The taste of modern British pale ale – in cask-conditioned form the classic “bitter” – varies among brewers in its homeland. Despite this desirable variety in palate, there are markers.
I would describe them as malty, often with a caramel tone; flowery or bitter-herbal, from the hops; fruity or mineral-like, from the yeast.
Generally this bitter ale is not strongly citric in the way we associate with IPA of craft brewing. A famous English hop, Golding, can offer a lemony tone but is noticeably different to Cascade, Centennial, Citra, and other foundational hops of the craft renaissance.
The true British taste is rarely encountered on these shores, in my experience. That is, most craft brewers choose not to brew it. They work in other directions and in the process have created a vibrant craft industry, but to my mind an opportunity is missed by not giving greater attention to a classic resource.
Some craft brewers do market of course an English-style ale, or Irish or Scotch type which is related in parentage. These can be excellent but only rarely again does the true “pub taste” emerge.
(More fidelity is achieved in porter and stout but that is a relatively small part of the beer market; I’m speaking here of an equivalent to classic pub bitter).
As for imports, cask-conditioned beer is almost never imported due to its fragility. A bottled equivalent is sometimes sold – unpasteurized, unfiltered – but these seem rarely to reach our markets.
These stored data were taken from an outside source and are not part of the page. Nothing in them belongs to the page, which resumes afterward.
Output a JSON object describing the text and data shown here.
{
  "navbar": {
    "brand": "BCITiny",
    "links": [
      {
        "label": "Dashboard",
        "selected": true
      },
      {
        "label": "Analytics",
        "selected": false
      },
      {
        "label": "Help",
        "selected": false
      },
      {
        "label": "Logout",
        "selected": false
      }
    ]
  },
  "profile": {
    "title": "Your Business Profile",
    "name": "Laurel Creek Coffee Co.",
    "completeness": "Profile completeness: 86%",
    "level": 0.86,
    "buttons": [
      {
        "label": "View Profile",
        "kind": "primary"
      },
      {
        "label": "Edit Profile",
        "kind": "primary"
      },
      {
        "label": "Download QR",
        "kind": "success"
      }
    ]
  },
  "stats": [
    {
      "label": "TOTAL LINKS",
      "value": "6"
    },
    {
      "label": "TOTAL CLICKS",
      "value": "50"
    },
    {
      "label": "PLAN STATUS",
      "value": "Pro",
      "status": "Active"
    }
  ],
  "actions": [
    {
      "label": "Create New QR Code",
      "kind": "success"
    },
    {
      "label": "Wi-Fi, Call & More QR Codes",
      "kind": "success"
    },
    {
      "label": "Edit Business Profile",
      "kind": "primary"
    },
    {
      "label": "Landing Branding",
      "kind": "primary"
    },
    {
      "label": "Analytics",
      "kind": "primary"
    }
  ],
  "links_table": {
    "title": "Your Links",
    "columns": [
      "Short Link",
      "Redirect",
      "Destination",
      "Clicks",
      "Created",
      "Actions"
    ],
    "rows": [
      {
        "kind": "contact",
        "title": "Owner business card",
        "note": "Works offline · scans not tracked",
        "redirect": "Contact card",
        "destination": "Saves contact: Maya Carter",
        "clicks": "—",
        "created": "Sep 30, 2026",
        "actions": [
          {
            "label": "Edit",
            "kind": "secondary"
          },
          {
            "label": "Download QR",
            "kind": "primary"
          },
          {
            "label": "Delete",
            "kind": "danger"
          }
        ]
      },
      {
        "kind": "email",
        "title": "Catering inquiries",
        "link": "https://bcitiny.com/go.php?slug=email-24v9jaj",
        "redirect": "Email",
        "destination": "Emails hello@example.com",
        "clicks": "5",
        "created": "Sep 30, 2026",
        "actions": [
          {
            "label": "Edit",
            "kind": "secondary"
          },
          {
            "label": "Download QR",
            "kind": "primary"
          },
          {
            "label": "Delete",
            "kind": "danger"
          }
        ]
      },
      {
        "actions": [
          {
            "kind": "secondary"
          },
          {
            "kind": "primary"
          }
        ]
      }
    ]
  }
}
We do get pasteurized, fizzy, British and Irish beer. It comes bottled, canned, and even on draft, meant to be served cold. Valid on its own terms, this form rarely achieves the character of cask- and bottle-matured beer.
Draught bitter as a category doesn’t exclusively use English hops, for which the crop is small today. It uses enough of them, usually, to impart a keynote. Also, hops are often used like Target, Challenger, Nugget, and Galena that fit the British profile albeit developed in the last century with some U.S. lineage.
Classic English varieties like Fuggle and Golding, also Styrian Goldings (related to Fuggle despite the name), are still grown. Used alone or with a simpatico type as mentioned and the right malts – in sufficient quantities – the true British character emerges.*
Occasionally one can find a letter perfect British style made here. An example is pictured, made by Mille Iles in Terrebonne, Quebec, a 30-minute drive from Montreal. I drank it at the warm end of cellar temperature. This was perfect to deliver the full effect especially when some carbonation had lifted.
The beer is evidently unpasteurized, and unfiltered, which adds to the authenticity. The choice is yours how to pour it, I poured the first half which emerged crystal clear, the second half was lightly veiled as seen above.
The brewery calls it Irish Red Ale but Irish and English pale ales are, in the view of many, really one style. Irish-style, frequently made by craft brewers with New World hops, accentuates the russet colour but a lot of British bitter has a similar hue.
One could also call it extra-special bitter. In fact, it reminded me very much of Director’s Bitter, Fuller’s ESB, and Ruddles County Ale as experienced in British pubs 30 years ago. It’s that type, for those who know, which means, very good!
Mille Iles also markets a paler beer styled English Best Bitter, so the Irish designation perhaps helped to differentiate the two.
The Irish Red Ale also has a fruity note (non-tropical), probably from an English yeast used. Every element, in sum, was in perfect synch.
Montreal is not ideal to visit at the moment. Pandemic restrictions. As soon as I can get back I will get more Irish Red, in fact all of the brewery’s English Series. Au fur et à mesure…
N.B. Mille Iles, run by two brothers, was founded only three years ago. It has definitely made a mark with brewing of this quality.
*See Comment added which clarifies some points re the hops.